In the SA Gallery, several individuals have been commissioned to let it all out “ Miriwoong Peggy Griffiths from Kununurra has turned out 8-metre ‘maps’ which also become the background for a cartoon film. The late Nyaparu (William) Gardiner is given a whole, ghostly room to show his portraits of the heroes who lead the first Aboriginal station walk-off at Yarrie Station way back in 1946. Pauline Sunfly from Balgo hits you in the eye on the AGSA landing with a series of substantial canvases that show fealty to the art of her father, the legendary Sunfly Nampitjin.
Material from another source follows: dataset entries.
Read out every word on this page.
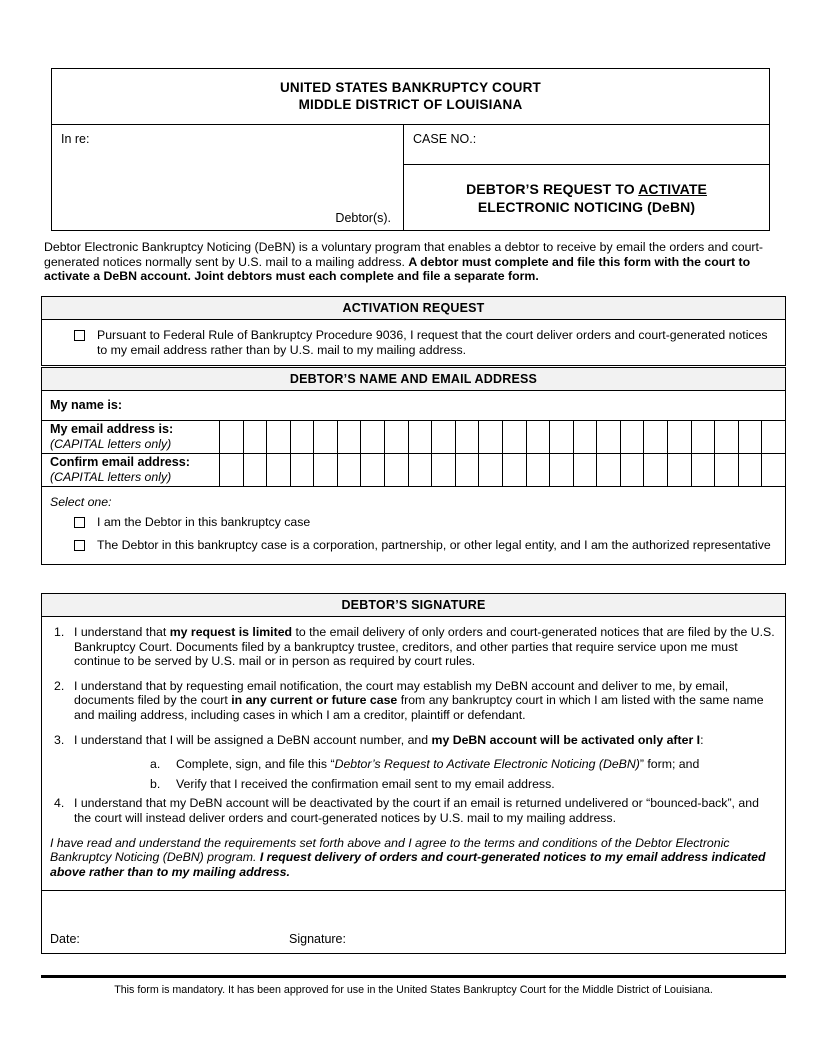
UNITED STATES BANKRUPTCY COURT
MIDDLE DISTRICT OF LOUISIANA
In re:
Debtor(s).
CASE NO.:
DEBTOR’S REQUEST TO ACTIVATE
ELECTRONIC NOTICING (DeBN)
Debtor Electronic Bankruptcy Noticing (DeBN) is a voluntary program that enables a debtor to receive by email the orders and court-generated notices normally sent by U.S. mail to a mailing address. A debtor must complete and file this form with the court to activate a DeBN account. Joint debtors must each complete and file a separate form.
ACTIVATION REQUEST
Pursuant to Federal Rule of Bankruptcy Procedure 9036, I request that the court deliver orders and court-generated notices to my email address rather than by U.S. mail to my mailing address.
DEBTOR’S NAME AND EMAIL ADDRESS
My name is:
My email address is:
(CAPITAL letters only)
Confirm email address:
(CAPITAL letters only)
Select one:
I am the Debtor in this bankruptcy case
The Debtor in this bankruptcy case is a corporation, partnership, or other legal entity, and I am the authorized representative
DEBTOR’S SIGNATURE
1. I understand that my request is limited to the email delivery of only orders and court-generated notices that are filed by the U.S. Bankruptcy Court. Documents filed by a bankruptcy trustee, creditors, and other parties that require service upon me must continue to be served by U.S. mail or in person as required by court rules.
2. I understand that by requesting email notification, the court may establish my DeBN account and deliver to me, by email, documents filed by the court in any current or future case from any bankruptcy court in which I am listed with the same name and mailing address, including cases in which I am a creditor, plaintiff or defendant.
3. I understand that I will be assigned a DeBN account number, and my DeBN account will be activated only after I:
a.	Complete, sign, and file this “Debtor’s Request to Activate Electronic Noticing (DeBN)” form; and
b.	Verify that I received the confirmation email sent to my email address.
4. I understand that my DeBN account will be deactivated by the court if an email is returned undelivered or “bounced-back”, and the court will instead deliver orders and court-generated notices by U.S. mail to my mailing address.
I have read and understand the requirements set forth above and I agree to the terms and conditions of the Debtor Electronic Bankruptcy Noticing (DeBN) program. I request delivery of orders and court-generated notices to my email address indicated above rather than to my mailing address.
Date:	Signature:
This form is mandatory. It has been approved for use in the United States Bankruptcy Court for the Middle District of Louisiana.
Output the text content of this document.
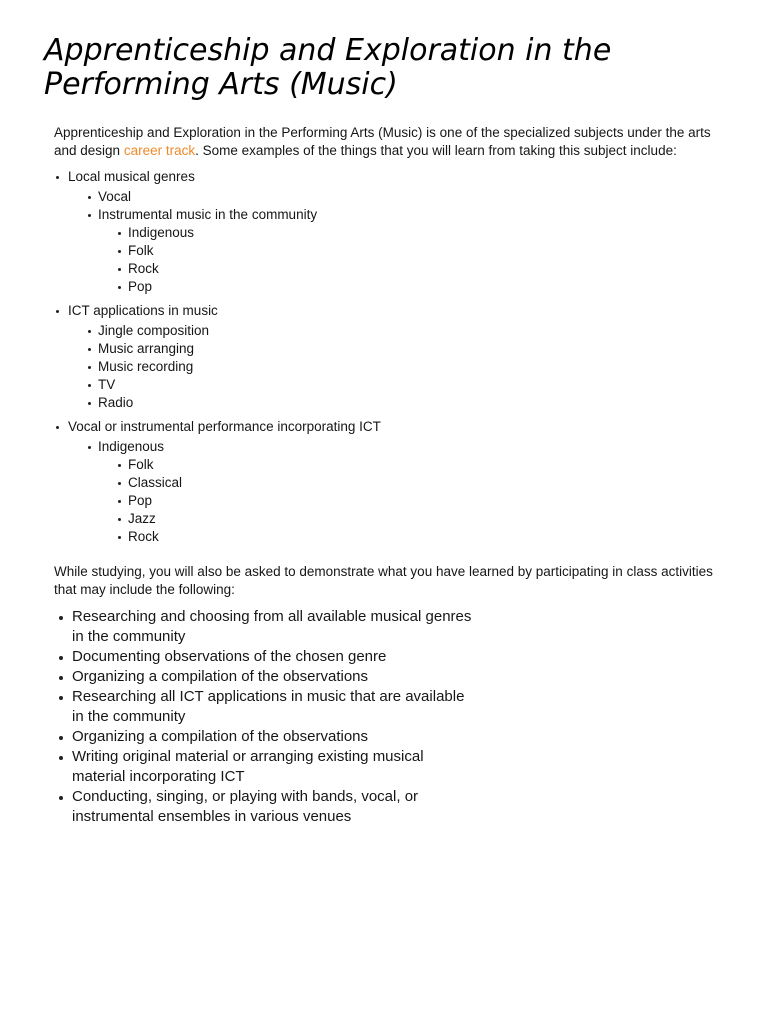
Apprenticeship and Exploration in the Performing Arts (Music)

Apprenticeship and Exploration in the Performing Arts (Music) is one of the specialized subjects under the arts and design career track. Some examples of the things that you will learn from taking this subject include:

Local musical genres
Vocal
Instrumental music in the community
Indigenous
Folk
Rock
Pop
ICT applications in music
Jingle composition
Music arranging
Music recording
TV
Radio
Vocal or instrumental performance incorporating ICT
Indigenous
Folk
Classical
Pop
Jazz
Rock

While studying, you will also be asked to demonstrate what you have learned by participating in class activities that may include the following:

Researching and choosing from all available musical genres in the community
Documenting observations of the chosen genre
Organizing a compilation of the observations
Researching all ICT applications in music that are available in the community
Organizing a compilation of the observations
Writing original material or arranging existing musical material incorporating ICT
Conducting, singing, or playing with bands, vocal, or instrumental ensembles in various venues
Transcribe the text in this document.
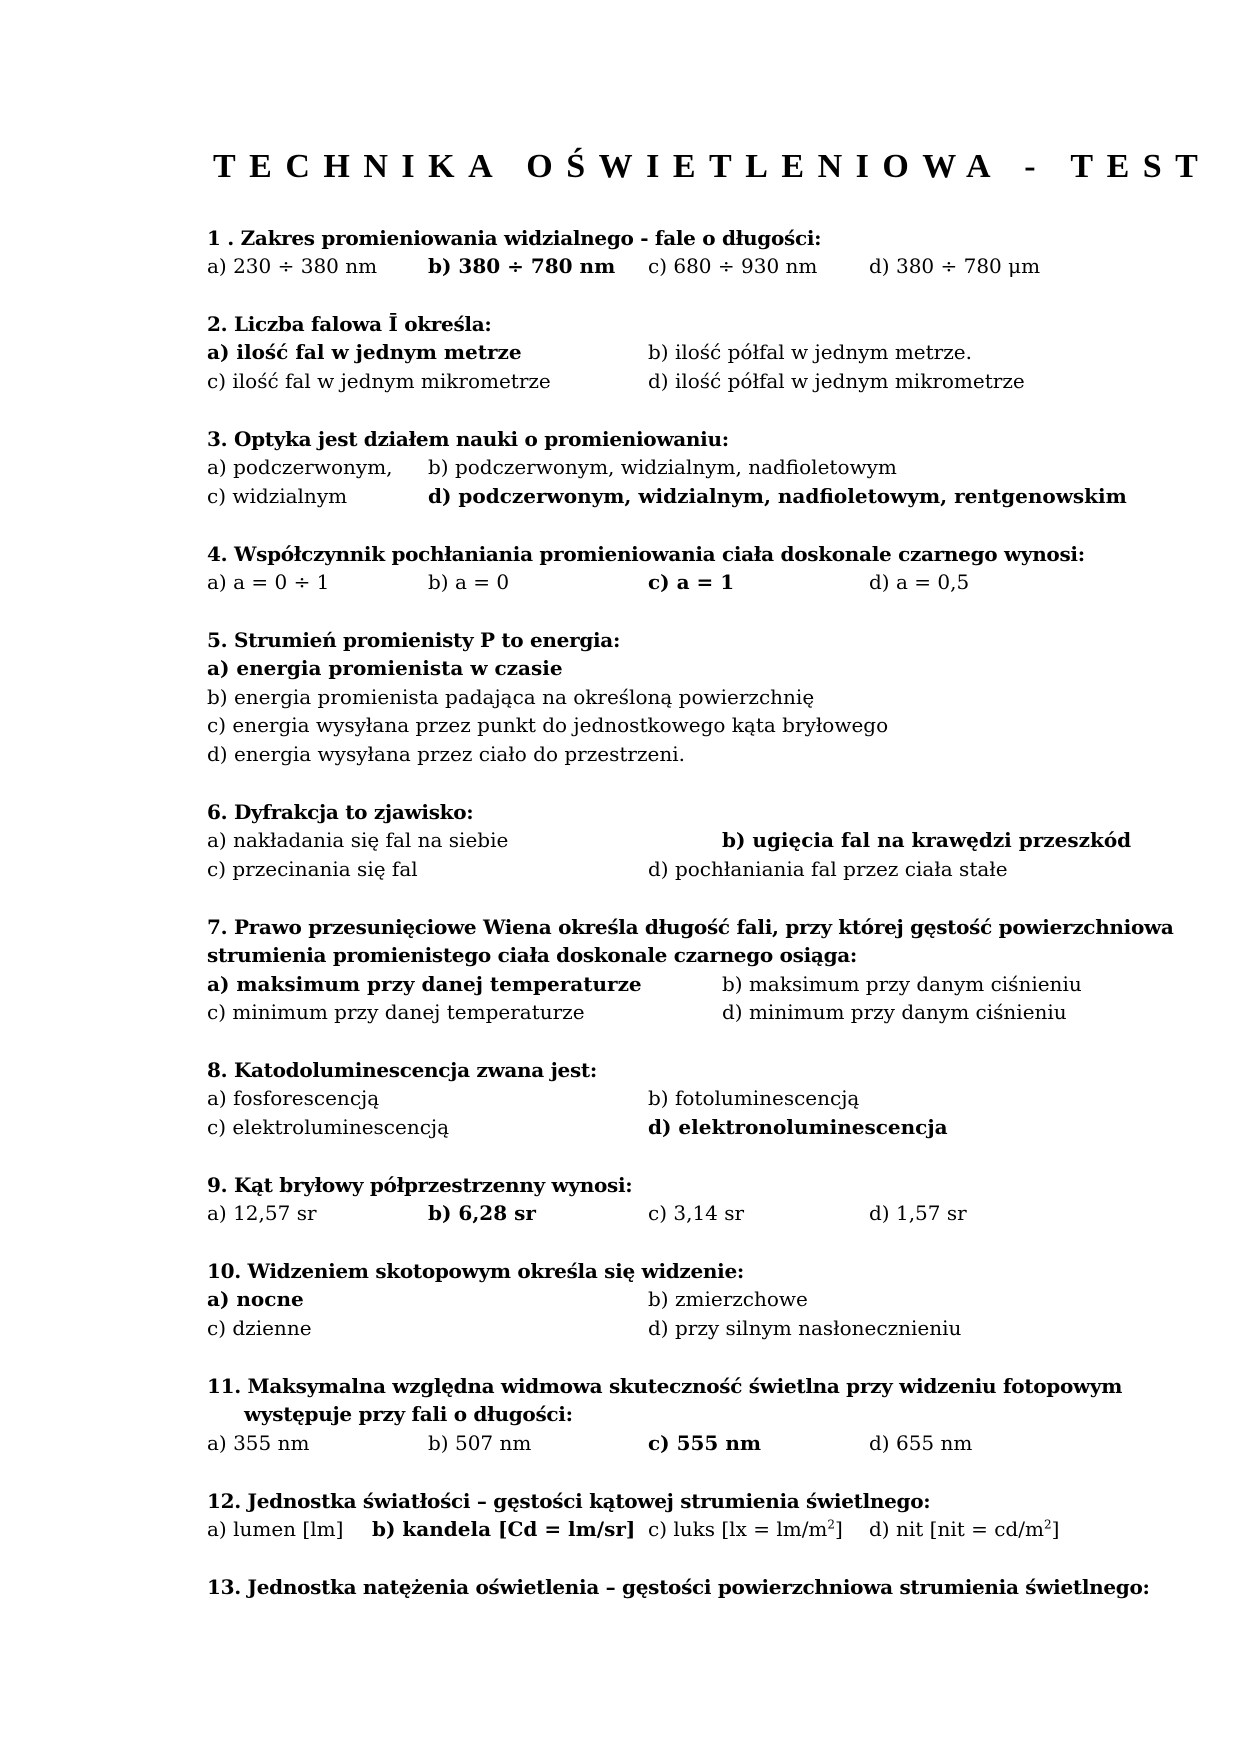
TECHNIKA OŚWIETLENIOWA - TEST
1 . Zakres promieniowania widzialnego - fale o długości:
a) 230 ÷ 380 nm	b) 380 ÷ 780 nm c) 680 ÷ 930 nm	d) 380 ÷ 780 μm
2. Liczba falowa Ī określa:
a) ilość fal w jednym metrze	b) ilość półfal w jednym metrze.
c) ilość fal w jednym mikrometrze	d) ilość półfal w jednym mikrometrze
3. Optyka jest działem nauki o promieniowaniu:
a) podczerwonym, b) podczerwonym, widzialnym, nadfioletowym
c) widzialnym	d) podczerwonym, widzialnym, nadfioletowym, rentgenowskim
4. Współczynnik pochłaniania promieniowania ciała doskonale czarnego wynosi:
a) a = 0 ÷ 1	b) a = 0	c) a = 1	d) a = 0,5
5. Strumień promienisty P to energia:
a) energia promienista w czasie
b) energia promienista padająca na określoną powierzchnię
c) energia wysyłana przez punkt do jednostkowego kąta bryłowego
d) energia wysyłana przez ciało do przestrzeni.
6. Dyfrakcja to zjawisko:
a) nakładania się fal na siebie	b) ugięcia fal na krawędzi przeszkód
c) przecinania się fal	d) pochłaniania fal przez ciała stałe
7. Prawo przesunięciowe Wiena określa długość fali, przy której gęstość powierzchniowa
strumienia promienistego ciała doskonale czarnego osiąga:
a) maksimum przy danej temperaturze	b) maksimum przy danym ciśnieniu
c) minimum przy danej temperaturze	d) minimum przy danym ciśnieniu
8. Katodoluminescencja zwana jest:
a) fosforescencją	b) fotoluminescencją
c) elektroluminescencją	d) elektronoluminescencja
9. Kąt bryłowy półprzestrzenny wynosi:
a) 12,57 sr	b) 6,28 sr	c) 3,14 sr	d) 1,57 sr
10. Widzeniem skotopowym określa się widzenie:
a) nocne	b) zmierzchowe
c) dzienne	d) przy silnym nasłonecznieniu
11. Maksymalna względna widmowa skuteczność świetlna przy widzeniu fotopowym
występuje przy fali o długości:
a) 355 nm	b) 507 nm	c) 555 nm	d) 655 nm
12. Jednostka światłości – gęstości kątowej strumienia świetlnego:
a) lumen [lm] b) kandela [Cd = lm/sr] c) luks $[lx = lm/m^2]$ d) nit $[nit = cd/m^2]$
13. Jednostka natężenia oświetlenia – gęstości powierzchniowa strumienia świetlnego:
And just about everywhere “ well at AGSA, the Jam Factory, the Festival’s catalogue cover and at a commercial show in Beulah Park “ Gunybi Gumana was pushing boundaries. A formed steel work at the Jam Factory was his most novel effort.

Finally, for points of difference artistically and as far as adventurism in the Tarnanthi Festival’s own thinking is concerned, the Ngarrindjeri rush weavers came together over many months under Ellen Trevorrow to create a whale of a work “ ‘Kondoli: the Keeper of the Fire‘, which is almost 5 metres long “ to hang in the SA Museum foyer. At AGSA, the 15-year-old Layne Dhu-Dickie sets a high bar for the youngest Tarnanthi entrant with his comic book morality starring Captain Hedland. And dance entered the Festival via Aboriginal/Maori woman, Amrita Hepi who was filmed responding to landscape in SA. In December, the dance continues with Jacob Boehme’s reprise of ‘Blood on the Dance Floor‘.